Three-plate spit-bite aquatints, 6 x 6 inches, 2009
From the book Craft: Shaping a Surfboard 2009, eight spit-bite aquatint etchings and letterpress, 17 pages, 13 ” x 12”
The idea of putting words with images to create an interaction between them has always fascinated Dunne. This is her first artist book after years looking for the appropriate text. Dunne’s father, Philip Dunne, was a screenwriter, and her grandfather was Finley Peter Dunne, the political satirist. With this background, she realized that to put words and images together required the right text. She found that text in the writings of Dave Parmenter.
Dave Parmenter is a renowned surfboard shaper, writer, and former professional surfer. He writes personally—and often furiously—about shaping boards, surfing, and contemporary surf culture. In his dedication to his craft, Dunne found something akin to her feelings about her own work. His article in The Surfer’s Journal about shaping a surfboard, with all the considerations that make it function in dangerous situations, is excerpted in this book.
Dunne grew up in Malibu, and her partner of many years, Mark Renneker, is a devoted big-wave surfer.

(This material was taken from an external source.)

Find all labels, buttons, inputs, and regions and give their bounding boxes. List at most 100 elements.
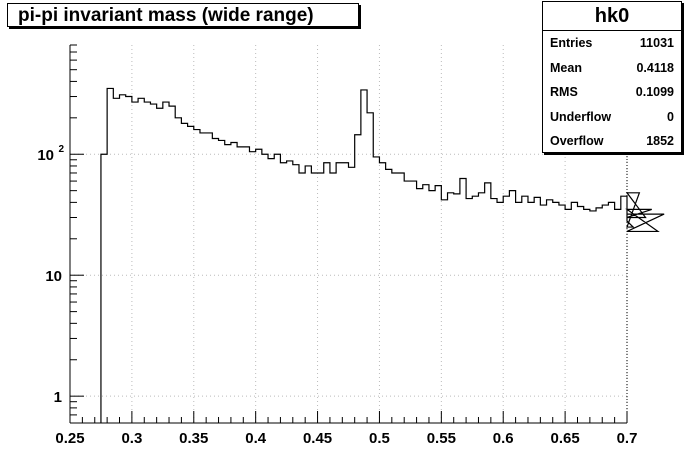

She has lived for years with as many as forty-five surfboards of varying lengths and silhouettes. She is not a surfer, however. But it wasn’t the sport of surfing that caught her attention as being the motive for shaping a surfboard. The craftsmen involved in the task, their tools, and the terminology all fascinated her: the shaper, the glasser, a downrail.
The craftsman holding out against technology and mechanized efficiency is a driving force in the author’s monologue. And the prints evoke the working environment of the surfboard shaper. People involved in fine crafts have more in common than not. Since the industrial revolution began, craftsmen have been skulking around, sensing, and maybe enjoying, impending obsolescence.Craft consists of blocks of text excerpted from the article “A Shaper’s Fugue,” originally published in The Surfer’s Journal 13:4. Each page of text faces a spit-bite aquatint etching. Each of the eight etchings was created at Eastside Editions in San Francisco. The spit-bite aquatint is a technique of painting acid on an aquatinted plate to produce rich and soft tones. Dunne is well known for her spit-bite aquatints in black and white. In this project, however, she created color prints using multiple plates.
This book is about shaping a surfboard, but it is also a tribute to craftsmen, including those who contributed to the book itself: Dave Parmenter the writer, David Avery the etching printer, Jonathan Clark the typesetter and letterpress printer, and the binder Klaus-Ullrich S. Rötzscher, at Pettingell Book Bindery.I spent a lot of time nosing around in Dave’s San Luis Obispo shaping-shack when he wasn’t there, ogling the strange tools and stranger claustrophobic space. Then I watched him shape a board and envied his skill. A painting or print does not have to perform physically, as does a board, but the pressure on Dave to create a perfect object, his ability to create this great curvilinear shape out of a hunk of foam that will also withstand the force of a large wave, was humbling.